29 September 2017

Sad but (un)true?

Who is perpetuating the idea that high numbers of Farmers are regularly killing themselves in this country? This troubles me cause it’s not true!

This past month saw a high-profile farmer in Hawkes Bay take his life. Paul Renton was a gentle giant, fabulous family man, great farmer, and a huge loss to society. I went to the same secondary school as Paul (or Butch to most) and remember his prowess as a sportsman, and just a bloody likeable guy. Tragic to lose him and my condolences to his family.

Following his funeral, I have heard numerous conversations about Farmers being a high risk suicidal death group, (which is a common perception) and wonder who is promoting this and why.

Yes, New Zealand has a terrible rate of suicide – dreadful considering we live in Aotearoa. But Farmers are no more of a problem group than many other professions.

And for the record this is not my opinion, but based on information from the people who handle all suicides in New Zealand – Coroners. Tough job right there.

One of the benefits of my job is being able to patch into any one of the 75 industries represented within the CQ community, which I did when I asked Coroner Carla na Nagara to shed some light on the subject of Farmer deaths. Here’s Carla’s view:

“It is to our collective shame that this country has such a high suicide rate. Certainly, it is a problem that needs addressing, but my sense as a coroner for an area that includes Manawatu, Wairarapa, Rangitikei, Whanganui, Taranaki, Hawkes Bay and the East Coast is that the incidence of farmer suicides is nowhere near as frequent as is commonly thought.

Recent research by Dr Annette Beautrais bears this out. After researching coroners’ records from 2007 – 2015, Dr Beautrais established that the mean number of farm suicides declined from 28 a year between 2007 and 2010, to 21 annually between 2013 and 2016. Significantly, these deaths were not all of farmers. It is important to remember that the farming industry is made up of a range of people doing a variety of work. Dr Beautrais found most suicides on farms were of young farm labourers, who accounted for twice as many suicide deaths as farm owners or managers.

Social isolation and lack of access to services is an issue, as it is nowadays for many who live in urban settings. Underlying mental illness or mental health problems also contribute, but again, this is a factor common to suicides beyond the rural and farming sector.

I consider Dr Beautrais’ work to be invaluable in providing an objective overview of the reality of the phenomenon of ‘farmer suicides’, and in the drawing the distinction between farmers who end their lives, and those who work in the rural/farming sector and end their lives. This is not to devalue the many lives lost to suicide in the rural/farming sector, but is an important distinction in the context of misinformation about farmer suicides.

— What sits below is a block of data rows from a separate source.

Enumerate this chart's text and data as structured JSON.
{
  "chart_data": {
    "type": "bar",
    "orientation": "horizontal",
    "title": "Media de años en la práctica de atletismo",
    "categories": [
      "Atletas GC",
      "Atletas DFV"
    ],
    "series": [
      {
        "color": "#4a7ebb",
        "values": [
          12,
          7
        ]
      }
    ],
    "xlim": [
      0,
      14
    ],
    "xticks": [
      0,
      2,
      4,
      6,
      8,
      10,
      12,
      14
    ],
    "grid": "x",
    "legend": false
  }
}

Importantly, Dr Beautrais also made recommendations as to how the risk of suicide in the farming sector may be lowered. Access to firearms in rural settings greatly increases the risk that someone will take their life. As Dr Beautrais found, about 40% of farm suicides were by firearm, compared with about 8% of the general population. Dr Beautrais recommended that on-farm firearm safety be improved, which is simple and practical step that could be taken to lower risk in this sector of the population.”

Harv again:

What I also believe we are seeing in the rural sector, is cheap housing being rented to desperate people who are at risk, and maybe those deaths are being recorded as Farmer suicide? Don’t know. But they’re not Farmers.

It’s great that organisations like the Rural Support Trust have got momentum, and are providing support during personal difficulties. I sure could have used them at times when I was farming – great initiative. And lifting farmers’ emotional intelligence will make an enormous amount of difference to their quality of life and effectiveness.

And let’s get practical – If your mate/partner is depressed and/or suicidal, get the bloody guns off the property and give them to Police to look after.

So the scare mongering needs to stop and let’s get accurate about the fact farmers as a group or profession are not over represented in this terrible statistic.